Artificial Intelligence 12 min read

How We Built a Scalable Offline‑Online Sequence Modeling System for Community Search

This article details the design of a community‑search pipeline that leverages long‑term user interaction sequences for CTR/CVR prediction, describes the global, online and offline architectures, enumerates the major performance and consistency challenges encountered, and presents the practical optimizations and future directions adopted to achieve reliable, high‑throughput sequence modeling.

DeWu Technology

Jul 16, 2025

How We Built a Scalable Offline‑Online Sequence Modeling System for Community Search

Project Background

In community scenarios we have accumulated rich user interaction data, which is crucial for CTR/CVR prediction; longer interaction sequences provide richer preference features but also introduce significant technical challenges.

Architecture Design

Global Architecture

The overall pipeline consists of three layers: a global framework, an online flow, and an offline flow.
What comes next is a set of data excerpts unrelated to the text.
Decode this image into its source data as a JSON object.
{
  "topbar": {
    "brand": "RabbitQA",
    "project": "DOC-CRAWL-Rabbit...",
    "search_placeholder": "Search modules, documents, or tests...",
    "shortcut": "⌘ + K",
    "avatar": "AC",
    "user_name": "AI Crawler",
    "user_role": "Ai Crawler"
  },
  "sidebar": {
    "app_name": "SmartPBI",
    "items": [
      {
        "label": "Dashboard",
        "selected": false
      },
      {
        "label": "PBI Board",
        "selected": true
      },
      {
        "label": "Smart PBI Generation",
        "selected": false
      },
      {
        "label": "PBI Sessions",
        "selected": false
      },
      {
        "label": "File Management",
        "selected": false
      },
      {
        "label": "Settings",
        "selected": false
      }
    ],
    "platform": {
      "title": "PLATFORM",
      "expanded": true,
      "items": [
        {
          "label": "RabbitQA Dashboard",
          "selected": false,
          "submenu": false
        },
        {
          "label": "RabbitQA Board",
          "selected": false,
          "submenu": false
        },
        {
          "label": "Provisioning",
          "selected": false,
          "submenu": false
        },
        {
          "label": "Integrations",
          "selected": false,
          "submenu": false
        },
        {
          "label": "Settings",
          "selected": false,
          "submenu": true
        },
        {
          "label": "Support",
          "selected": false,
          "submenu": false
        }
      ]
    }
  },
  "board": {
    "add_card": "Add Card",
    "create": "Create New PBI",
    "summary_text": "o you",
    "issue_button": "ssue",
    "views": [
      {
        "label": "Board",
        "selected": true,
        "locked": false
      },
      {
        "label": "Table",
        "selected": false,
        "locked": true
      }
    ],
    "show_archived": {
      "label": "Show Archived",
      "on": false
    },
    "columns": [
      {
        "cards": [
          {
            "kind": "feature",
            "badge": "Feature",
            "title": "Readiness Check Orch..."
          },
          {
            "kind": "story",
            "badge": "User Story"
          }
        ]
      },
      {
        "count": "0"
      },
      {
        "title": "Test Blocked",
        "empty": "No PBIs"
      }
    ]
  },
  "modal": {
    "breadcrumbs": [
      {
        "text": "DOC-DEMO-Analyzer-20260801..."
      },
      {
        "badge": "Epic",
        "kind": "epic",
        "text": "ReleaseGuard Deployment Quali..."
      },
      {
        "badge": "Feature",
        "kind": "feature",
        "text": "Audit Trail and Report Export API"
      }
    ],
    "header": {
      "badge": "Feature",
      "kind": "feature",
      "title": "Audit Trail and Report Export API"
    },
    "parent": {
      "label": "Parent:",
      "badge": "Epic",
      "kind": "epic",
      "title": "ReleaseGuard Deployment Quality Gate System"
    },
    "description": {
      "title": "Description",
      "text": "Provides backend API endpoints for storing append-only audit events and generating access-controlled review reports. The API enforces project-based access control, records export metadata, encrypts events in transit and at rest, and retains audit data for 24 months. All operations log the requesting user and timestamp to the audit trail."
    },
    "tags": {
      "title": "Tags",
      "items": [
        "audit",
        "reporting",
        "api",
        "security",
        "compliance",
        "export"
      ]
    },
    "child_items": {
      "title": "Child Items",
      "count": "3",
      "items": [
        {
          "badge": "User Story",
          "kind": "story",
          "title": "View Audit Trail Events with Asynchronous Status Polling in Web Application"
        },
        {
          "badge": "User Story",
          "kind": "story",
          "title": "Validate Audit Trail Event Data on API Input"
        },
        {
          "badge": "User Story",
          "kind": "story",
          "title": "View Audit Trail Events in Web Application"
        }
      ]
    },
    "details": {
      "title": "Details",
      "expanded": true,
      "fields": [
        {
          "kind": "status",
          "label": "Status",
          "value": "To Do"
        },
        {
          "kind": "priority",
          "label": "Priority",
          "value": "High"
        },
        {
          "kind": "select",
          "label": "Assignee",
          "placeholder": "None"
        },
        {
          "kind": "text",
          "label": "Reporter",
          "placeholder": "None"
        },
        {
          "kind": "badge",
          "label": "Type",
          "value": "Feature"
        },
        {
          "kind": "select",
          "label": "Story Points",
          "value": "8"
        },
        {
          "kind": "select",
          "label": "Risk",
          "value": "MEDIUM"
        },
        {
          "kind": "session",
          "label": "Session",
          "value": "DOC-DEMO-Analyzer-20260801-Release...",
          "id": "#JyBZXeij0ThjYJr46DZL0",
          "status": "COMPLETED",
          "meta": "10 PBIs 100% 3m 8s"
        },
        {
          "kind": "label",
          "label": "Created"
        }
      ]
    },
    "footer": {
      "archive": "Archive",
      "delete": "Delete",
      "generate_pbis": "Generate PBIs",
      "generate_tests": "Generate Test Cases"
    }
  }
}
The global diagram is shown below.

Online Architecture

The online flow builds a real‑time user portrait of length 10k using both full‑table and streaming data, passes the portrait to the SIM engine for hard/soft search, extracts top‑k features, and stores the final sequence for ranking.

Offline Architecture

The offline flow simulates the online processing logic, using request‑PV tables and offline warehouse data (≈100k raw sequences) to generate a 10k→1k→100 sequence that mirrors the online output.

Problems and Challenges

Offline tasks often run 3‑8 hours and frequently OOM due to long‑tail users with extremely long sequences.

Consistency verification across online/offline pipelines produces 25+ diff types, making root‑cause analysis difficult.

Initial business‑scenario analysis was insufficient, leading to hidden issues that only surface during full‑link diff checks.

Repair cycles can take 1‑2 weeks, delaying project progress.

Platform infrastructure limitations such as single‑field sorting, limited timestamp filtering, and heavy index‑building workloads (up to 3 TB) hinder performance.

From Pitfalls to Solutions

We addressed the above challenges with several concrete measures:

Trimmed long‑tail sequences by pre‑processing raw 100k sequences into shorter, month‑based windows, reducing data skew and OOM risk.

Adjusted CPU:MEM ratio to 1:4 and tuned split size and parallelism (xxx.split.size, xxx.num) to improve task throughput.

Minimized custom UDF usage, preferring built‑in functions to avoid costly serialization overhead.

Built a diff‑attribution classification system (e.g., sorting instability, feature leakage) and introduced repeat‑rate statistics to prioritize high‑impact fixes.

Implemented automated diff‑rate clustering to locate common root causes quickly.

Outlook and Summary

Future work will focus on unified offline‑online data consistency (sharing the same raw portrait), tighter integration of the SIM engine, tool upgrades for automated boundary‑based validation, and further infrastructure enhancements to reduce index‑building time and improve feature‑platform capabilities.